L’échec de la «troïka» est patent: pouvoir d’achat laminé, désespérance des régions, sous-emploi endémique, déficits publics et extérieurs, épuisement des réserves de change… Comment construire un autre vivre ensemble «économique»?

Par Hédi Sraieb*

 Ce qui aurait du être au cœur du débat politique: la question économique, est au mieux évoquée en termes très juridiques (les droits à…). Cette question est en réalité reléguée, pour ne pas dire refoulée. Les interrogations qu’elle suscite sont pourtant au cœur de notre devenir commun. Et aussi étrange que cela puisse paraître, l’économique est véritablement absent de la réflexion et des confrontations. Tout se passe donc comme si la définition d’un autre paradigme n’était pas aussi d’une urgence première, au même titre que le régime politique ou le futur cadre juridique de la loi.

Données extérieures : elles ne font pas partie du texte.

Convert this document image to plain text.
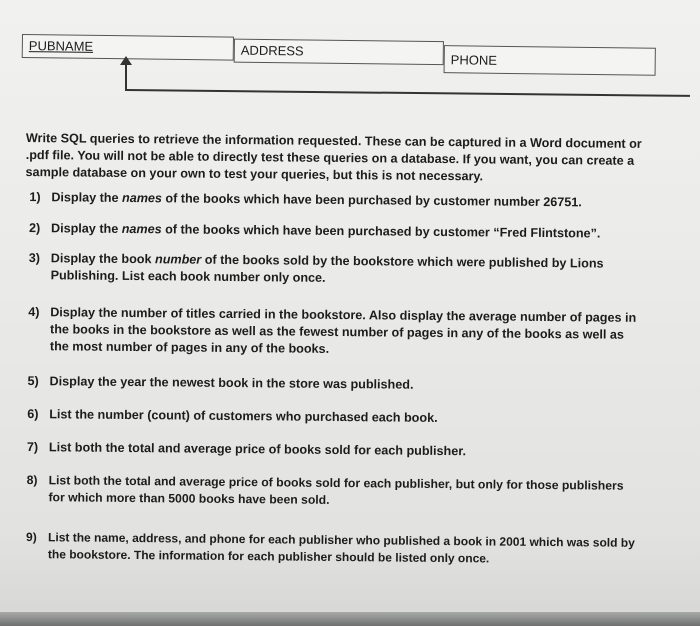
PUBNAME	ADDRESS
PHONE

Write SQL queries to retrieve the information requested. These can be captured in a Word document or .pdf file. You will not be able to directly test these queries on a database. If you want, you can create a sample database on your own to test your queries, but this is not necessary.

1) Display the names of the books which have been purchased by customer number 26751.
2) Display the names of the books which have been purchased by customer “Fred Flintstone”.
3) Display the book number of the books sold by the bookstore which were published by Lions Publishing. List each book number only once.
4) Display the number of titles carried in the bookstore. Also display the average number of pages in the books in the bookstore as well as the fewest number of pages in any of the books as well as the most number of pages in any of the books.
5) Display the year the newest book in the store was published.
6) List the number (count) of customers who purchased each book.
7) List both the total and average price of books sold for each publisher.
8) List both the total and average price of books sold for each publisher, but only for those publishers for which more than 5000 books have been sold.
9) List the name, address, and phone for each publisher who published a book in 2001 which was sold by the bookstore. The information for each publisher should be listed only once.
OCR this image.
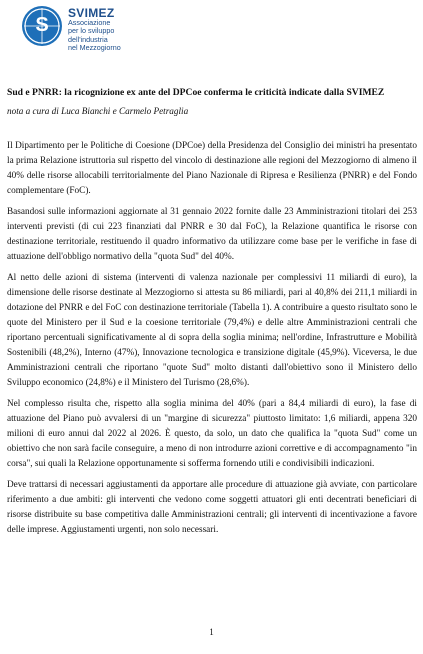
S
SVIMEZ
Associazione
per lo sviluppo
dell'industria
nel Mezzogiorno
Sud e PNRR: la ricognizione ex ante del DPCoe conferma le criticità indicate dalla SVIMEZ
nota a cura di Luca Bianchi e Carmelo Petraglia

Il Dipartimento per le Politiche di Coesione (DPCoe) della Presidenza del Consiglio dei ministri ha presentato la prima Relazione istruttoria sul rispetto del vincolo di destinazione alle regioni del Mezzogiorno di almeno il 40% delle risorse allocabili territorialmente del Piano Nazionale di Ripresa e Resilienza (PNRR) e del Fondo complementare (FoC).

Basandosi sulle informazioni aggiornate al 31 gennaio 2022 fornite dalle 23 Amministrazioni titolari dei 253 interventi previsti (di cui 223 finanziati dal PNRR e 30 dal FoC), la Relazione quantifica le risorse con destinazione territoriale, restituendo il quadro informativo da utilizzare come base per le verifiche in fase di attuazione dell'obbligo normativo della "quota Sud" del 40%.

Al netto delle azioni di sistema (interventi di valenza nazionale per complessivi 11 miliardi di euro), la dimensione delle risorse destinate al Mezzogiorno si attesta su 86 miliardi, pari al 40,8% dei 211,1 miliardi in dotazione del PNRR e del FoC con destinazione territoriale (Tabella 1). A contribuire a questo risultato sono le quote del Ministero per il Sud e la coesione territoriale (79,4%) e delle altre Amministrazioni centrali che riportano percentuali significativamente al di sopra della soglia minima; nell'ordine, Infrastrutture e Mobilità Sostenibili (48,2%), Interno (47%), Innovazione tecnologica e transizione digitale (45,9%). Viceversa, le due Amministrazioni centrali che riportano "quote Sud" molto distanti dall'obiettivo sono il Ministero dello Sviluppo economico (24,8%) e il Ministero del Turismo (28,6%).

Nel complesso risulta che, rispetto alla soglia minima del 40% (pari a 84,4 miliardi di euro), la fase di attuazione del Piano può avvalersi di un "margine di sicurezza" piuttosto limitato: 1,6 miliardi, appena 320 milioni di euro annui dal 2022 al 2026. È questo, da solo, un dato che qualifica la "quota Sud" come un obiettivo che non sarà facile conseguire, a meno di non introdurre azioni correttive e di accompagnamento "in corsa", sui quali la Relazione opportunamente si sofferma fornendo utili e condivisibili indicazioni.

Deve trattarsi di necessari aggiustamenti da apportare alle procedure di attuazione già avviate, con particolare riferimento a due ambiti: gli interventi che vedono come soggetti attuatori gli enti decentrati beneficiari di risorse distribuite su base competitiva dalle Amministrazioni centrali; gli interventi di incentivazione a favore delle imprese. Aggiustamenti urgenti, non solo necessari.

1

Méconnaissance des mécanismes économiques

Pourquoi un tel retard, un décalage incompréhensible, entre le discours économique et celui des institutions proprement politiques. J’ai évoqué bien souvent ici, et à plusieurs reprises, une hypothèse: il y a, dans l’intelligentsia en général et le personnel politique en particulier, une réelle et profonde méconnaissance des mécanismes économiques qui nous ont conduits dans le mur, et consécutivement de ceux qu’il faudrait mobiliser pour nous sortir d’affaire.

Trente ans de libéralisme idéologique et pratique ont pour ainsi dire lobotomisés les esprits. Les élites, littéraires comme techniques, dans leur majorité, sont muettes, interdites, sur les raisons de l’effondrement du miracle économique, mais on ne peut plus bavarde, loquace et éloquente quand il s’agit de l’organisation politique et des questions sociétales. A quoi cela tient-il? Comment interpréter ce paradoxe d’une économie qui a connu jusqu’à 6% de croissance durant plusieurs décennies mais incapable de juguler les grands fléaux du sous-emploi, de la précarité quand ce n’est pas du retour de la pauvreté.

Nous avions déjà eu un aperçu de cette ignorance coupable, cette impéritie crasse, lors la publication des programmes économiques des partis au moment de la campagne électorale. Les différences programmatiques ne dépassaient pas l’épaisseur d’une feuille de papier.

La prise de conscience du drame social évident, se poursuivant sous nos yeux, et les réponses à y apporter restent à ce jour encore, d’une consternante banalité, d’un classicisme impuissant et inopérant face à l’ampleur du défi.

Les dires et faits de l’intelligentsia témoignent de cette formidable – n’ayons pas peur des mots – aliénation conceptuelle, de cet enfermement pratique, tous deux bornés par l’univers indépassable du libéralisme, fusse-t-il de gauche.

La démission intellectuelle généralisée sur cette question est pour le moins grave, indigne, et irresponsable. On ne saurait concevoir un autre vivre ensemble «politique» (souveraineté du peuple, Etat des droits et des libertés) sans s’assurer d’un autre vivre ensemble «économique»: viable, équitable socialement, soutenable  écologiquement.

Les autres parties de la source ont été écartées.